Überhaupt, Sleepy Joe! Nicht, dass ich die entsprechenden Erlasse und Maßnahmen im Detail kennen täte, aber es macht doch den Anschein, als würde der alte Herr ziemlich energisch durch die Gegend stapfen und am Schluss sogar so etwas wie ein soziales Sicherungssystem in den Vereinigten Staaten einführen, immer unter dem Deckmäntelchen der Corona-Hilfe, versteht sich. Aber man stelle sich das vor: breite Sozialversicherungen in den Vereinigten Staaten! Das Unterfangen scheint ähnlich gewagt wie die Besiedelung des Mars oder die Begrünung der Sahara. Und doch gibt es wieder mal einen Anlauf, diesmal möglicherweise mit höheren Realisierungs­chan­cen, weil die Republikaner nach dem Trump-Idioten einen weitgehend handlungsunfähigen Eindruck machen. Das wären echt gute Nachrichten und ein wichtiger Meilenstein bei der Sozialdemokratisierung der ganzen Welt.

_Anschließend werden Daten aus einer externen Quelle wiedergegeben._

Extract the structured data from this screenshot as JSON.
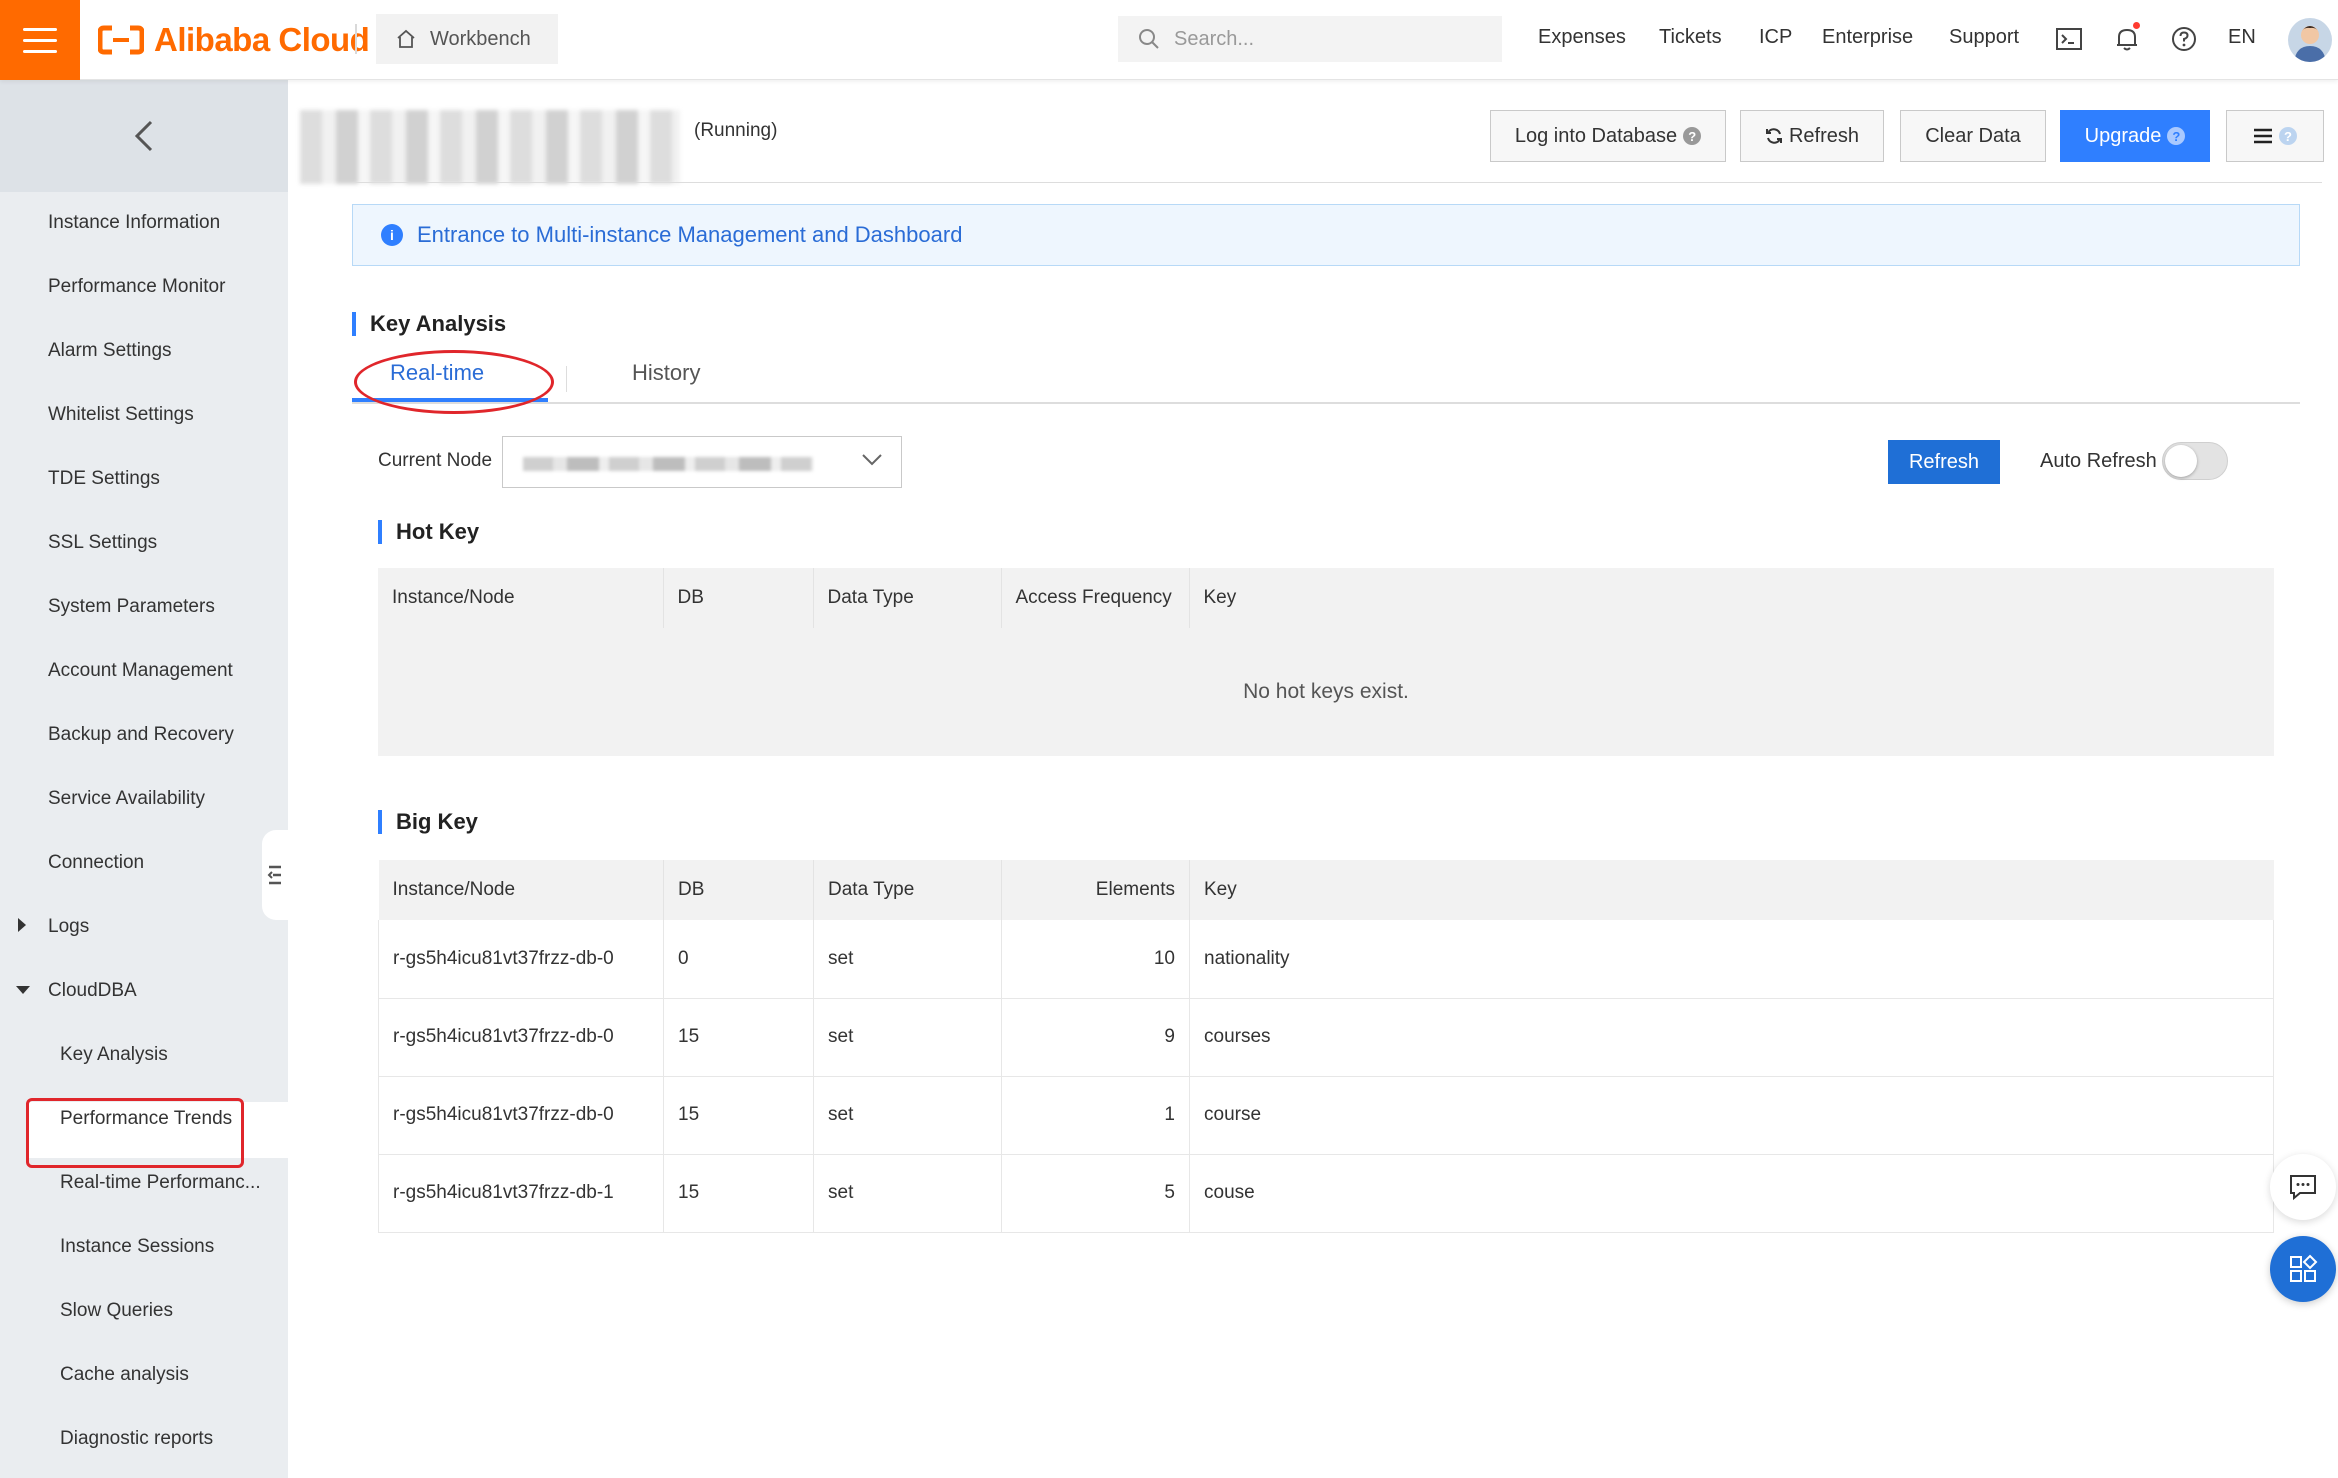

Ebenfalls dem «Tages-Anzeiger» entnehme ich die Meldung, dass ein Beverly-Hills-Cop jüngst einen alten Pop-Hit laufen liess, als er auf seiner Polizeistation Besuch erhielt von einem Video-Journalisten, der sich auf Polizeigewalt spezialisiert hat. Der Zweck der musikalischen Darbietung bestand darin, dass es offenbar Algorithmen gibt, welche sich auf das unbefugte Abspielen von urheberrechtlich geschützter Musik spezialisieren und die Übertragung entsprechender Sendungen sofort abschalten von wegen Schutz geistigen Eigentums und so. Also: Kommt ein Investigativ-Journalist auf den Polizeiposten, sofort Beatles laufen lassen! Wir haben es hier wie bei den originalen Film-Cops mit einem intelligenten Exemplar der Gattung Bullen zu tun. Mich aber hat vor allem der Algorithmus aufgeschreckt. Ich weiß nicht, ob es in der Vereinigten EU je dazu kommen wird, aber in den Vereinigten Staaten stehst du wohl schon mit einem Bein im Grab, mindestens aber im Gefängnis, wenn Du Musik hörst, weil du ja dem Algorithmus nicht nachweisen kannst, dass du Rundfunkgebühren bezahlt hast oder was weiß ich. Dieses Rechts­system möchte man sich im eigenen Interesse lieber vom Leibe halten. Eben, wenn sich Joe Biden tatsächlich daran macht, die Unterhaltungs- und Technologie-Krake zu bändigen, sollte er sich gerne auch mit solchen Details beschäftigen. Der Artikel nennt übrigens Beispiele dafür, wie verschiedene Personen und Organisationen mit dem Mittel des Urheberrechtes Kritiker zum Schweigen bringt, namentlich die Scientology-Organisation. Naja.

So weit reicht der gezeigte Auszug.